The 60 subjects of this study were all discharged alive, but surgery-related deaths were observed in 12 (9.8%) of the 112 patients who underwent surgery during this period. This number includes those treated shortly after the initiation of this procedure at our institute, and surgery-related deaths decreased to 2 out of the 74 patients treated after 2006, when the modifications of the perioperative management and surgical procedure were introduced.
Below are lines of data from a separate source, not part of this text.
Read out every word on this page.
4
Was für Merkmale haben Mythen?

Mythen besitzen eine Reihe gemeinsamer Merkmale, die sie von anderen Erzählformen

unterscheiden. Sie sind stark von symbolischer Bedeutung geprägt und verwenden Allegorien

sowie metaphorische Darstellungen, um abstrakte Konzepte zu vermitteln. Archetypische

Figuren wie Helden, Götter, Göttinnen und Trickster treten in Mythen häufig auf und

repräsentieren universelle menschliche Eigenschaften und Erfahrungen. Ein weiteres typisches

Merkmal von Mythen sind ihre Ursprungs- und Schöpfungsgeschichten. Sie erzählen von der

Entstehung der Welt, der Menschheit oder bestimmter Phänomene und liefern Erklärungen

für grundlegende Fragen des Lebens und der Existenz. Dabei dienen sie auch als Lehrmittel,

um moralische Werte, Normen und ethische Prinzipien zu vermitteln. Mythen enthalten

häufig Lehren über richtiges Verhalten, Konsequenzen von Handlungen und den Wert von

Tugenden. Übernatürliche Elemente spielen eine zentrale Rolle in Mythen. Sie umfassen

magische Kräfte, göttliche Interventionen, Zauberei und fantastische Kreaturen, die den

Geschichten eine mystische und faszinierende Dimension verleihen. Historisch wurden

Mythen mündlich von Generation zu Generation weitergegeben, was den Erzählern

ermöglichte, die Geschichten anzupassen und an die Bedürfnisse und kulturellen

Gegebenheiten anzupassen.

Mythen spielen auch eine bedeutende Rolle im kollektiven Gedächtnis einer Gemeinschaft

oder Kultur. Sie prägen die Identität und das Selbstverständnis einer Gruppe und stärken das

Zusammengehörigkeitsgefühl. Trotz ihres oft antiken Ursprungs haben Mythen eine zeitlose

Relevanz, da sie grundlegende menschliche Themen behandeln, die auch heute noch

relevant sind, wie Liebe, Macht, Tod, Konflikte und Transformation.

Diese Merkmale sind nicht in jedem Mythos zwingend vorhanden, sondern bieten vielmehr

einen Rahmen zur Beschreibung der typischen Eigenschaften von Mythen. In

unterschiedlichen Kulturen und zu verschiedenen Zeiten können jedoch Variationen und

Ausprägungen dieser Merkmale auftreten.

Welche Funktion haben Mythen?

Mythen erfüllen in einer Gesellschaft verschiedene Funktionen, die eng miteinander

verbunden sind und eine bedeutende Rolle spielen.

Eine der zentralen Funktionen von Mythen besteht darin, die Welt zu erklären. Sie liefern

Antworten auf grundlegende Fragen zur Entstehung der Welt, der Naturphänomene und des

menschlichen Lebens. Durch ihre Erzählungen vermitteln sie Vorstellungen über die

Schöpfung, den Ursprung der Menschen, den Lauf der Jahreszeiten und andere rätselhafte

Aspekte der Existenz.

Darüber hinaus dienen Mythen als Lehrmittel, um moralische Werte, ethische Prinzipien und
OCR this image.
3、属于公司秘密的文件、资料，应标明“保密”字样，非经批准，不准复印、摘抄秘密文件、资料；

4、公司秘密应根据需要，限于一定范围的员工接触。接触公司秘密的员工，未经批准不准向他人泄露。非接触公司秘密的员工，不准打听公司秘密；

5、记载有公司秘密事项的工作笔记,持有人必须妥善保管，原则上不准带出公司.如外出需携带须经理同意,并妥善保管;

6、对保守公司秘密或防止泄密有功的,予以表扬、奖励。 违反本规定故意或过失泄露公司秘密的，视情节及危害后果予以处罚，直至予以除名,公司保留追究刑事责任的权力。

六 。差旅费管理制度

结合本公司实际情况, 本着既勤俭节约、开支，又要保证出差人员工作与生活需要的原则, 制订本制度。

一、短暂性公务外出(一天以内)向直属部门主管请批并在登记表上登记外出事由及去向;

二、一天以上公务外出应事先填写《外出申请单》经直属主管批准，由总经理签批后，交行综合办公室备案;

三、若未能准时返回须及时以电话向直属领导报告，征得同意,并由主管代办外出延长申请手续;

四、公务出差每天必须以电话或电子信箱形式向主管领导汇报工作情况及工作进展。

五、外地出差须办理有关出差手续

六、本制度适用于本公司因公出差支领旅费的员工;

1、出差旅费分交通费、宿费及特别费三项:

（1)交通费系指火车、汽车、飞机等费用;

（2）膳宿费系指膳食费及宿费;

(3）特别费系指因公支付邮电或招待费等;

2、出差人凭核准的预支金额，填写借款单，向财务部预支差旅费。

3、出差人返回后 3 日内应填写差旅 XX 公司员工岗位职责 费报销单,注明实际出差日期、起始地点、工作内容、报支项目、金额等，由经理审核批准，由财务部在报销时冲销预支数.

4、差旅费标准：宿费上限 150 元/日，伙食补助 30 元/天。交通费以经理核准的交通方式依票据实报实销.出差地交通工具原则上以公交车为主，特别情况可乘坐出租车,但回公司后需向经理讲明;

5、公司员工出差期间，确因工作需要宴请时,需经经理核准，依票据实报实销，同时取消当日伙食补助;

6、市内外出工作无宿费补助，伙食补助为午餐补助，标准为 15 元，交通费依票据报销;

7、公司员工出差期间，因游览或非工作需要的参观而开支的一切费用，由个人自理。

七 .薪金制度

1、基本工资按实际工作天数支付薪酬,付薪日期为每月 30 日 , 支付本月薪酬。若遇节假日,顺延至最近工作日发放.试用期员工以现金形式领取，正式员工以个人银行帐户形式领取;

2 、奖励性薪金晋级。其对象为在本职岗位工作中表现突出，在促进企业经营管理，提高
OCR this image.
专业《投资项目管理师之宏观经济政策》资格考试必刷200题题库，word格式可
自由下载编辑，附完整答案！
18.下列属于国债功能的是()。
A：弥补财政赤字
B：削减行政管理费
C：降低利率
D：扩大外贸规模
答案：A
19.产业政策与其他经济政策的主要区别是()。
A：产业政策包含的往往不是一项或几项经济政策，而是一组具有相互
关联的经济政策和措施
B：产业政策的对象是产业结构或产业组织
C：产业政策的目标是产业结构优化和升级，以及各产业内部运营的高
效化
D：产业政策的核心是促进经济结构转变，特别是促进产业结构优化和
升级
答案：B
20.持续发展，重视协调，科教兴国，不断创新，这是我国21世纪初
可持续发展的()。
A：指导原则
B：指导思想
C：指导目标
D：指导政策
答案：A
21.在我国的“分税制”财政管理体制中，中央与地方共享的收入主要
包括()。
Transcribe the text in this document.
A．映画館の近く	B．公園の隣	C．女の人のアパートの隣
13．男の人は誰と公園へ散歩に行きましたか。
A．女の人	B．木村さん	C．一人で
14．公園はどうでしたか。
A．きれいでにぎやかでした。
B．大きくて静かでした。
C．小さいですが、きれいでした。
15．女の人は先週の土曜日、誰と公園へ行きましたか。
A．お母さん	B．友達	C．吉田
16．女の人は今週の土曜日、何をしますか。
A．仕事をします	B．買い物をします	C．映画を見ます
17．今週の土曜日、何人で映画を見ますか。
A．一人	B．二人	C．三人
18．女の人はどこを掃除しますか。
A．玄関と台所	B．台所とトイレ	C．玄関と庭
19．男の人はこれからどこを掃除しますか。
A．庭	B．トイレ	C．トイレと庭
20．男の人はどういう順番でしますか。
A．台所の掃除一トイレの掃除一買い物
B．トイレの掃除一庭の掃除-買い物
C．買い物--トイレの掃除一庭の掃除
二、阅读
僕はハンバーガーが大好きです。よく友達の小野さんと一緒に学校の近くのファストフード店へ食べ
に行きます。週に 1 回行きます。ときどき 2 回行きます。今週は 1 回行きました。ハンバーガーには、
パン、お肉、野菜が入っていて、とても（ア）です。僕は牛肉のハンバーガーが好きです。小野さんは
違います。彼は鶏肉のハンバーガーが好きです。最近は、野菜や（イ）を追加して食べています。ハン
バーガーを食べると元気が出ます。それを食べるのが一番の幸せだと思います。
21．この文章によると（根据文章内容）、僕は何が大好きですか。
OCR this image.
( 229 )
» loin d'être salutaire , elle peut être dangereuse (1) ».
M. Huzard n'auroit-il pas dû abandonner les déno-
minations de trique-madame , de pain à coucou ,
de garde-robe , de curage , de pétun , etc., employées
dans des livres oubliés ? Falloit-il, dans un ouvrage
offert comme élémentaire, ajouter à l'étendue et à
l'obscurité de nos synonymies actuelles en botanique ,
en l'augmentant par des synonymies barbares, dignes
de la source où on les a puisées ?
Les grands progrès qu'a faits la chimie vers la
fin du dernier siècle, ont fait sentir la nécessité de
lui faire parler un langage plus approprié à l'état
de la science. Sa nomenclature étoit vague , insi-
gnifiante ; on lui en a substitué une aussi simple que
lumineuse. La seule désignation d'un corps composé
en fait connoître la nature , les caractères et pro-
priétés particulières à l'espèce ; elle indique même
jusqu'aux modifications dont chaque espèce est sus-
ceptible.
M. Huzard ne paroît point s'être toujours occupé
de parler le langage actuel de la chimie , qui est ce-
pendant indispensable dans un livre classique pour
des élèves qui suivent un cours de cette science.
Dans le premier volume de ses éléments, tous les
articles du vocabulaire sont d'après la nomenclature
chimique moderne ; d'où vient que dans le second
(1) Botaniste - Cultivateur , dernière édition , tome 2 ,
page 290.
These outcomes are almost same as those reported by the San Diego Group (<4% in the recent 200 cases)3) or other facilities (6.9%–24%).8–11)
Conclusion
The respiratory and hemodynamic conditions of CTEPH patients improved by pulmonary endarterectomy were maintained, and the partial pressure of oxygen was further improved after 1 year.
Disclosure Statement
None of the authors has any conflicts of interest to disclose.
Footnotes
This article is English Translation of J Jpn Coll Angiol 2012; 52: 53-58.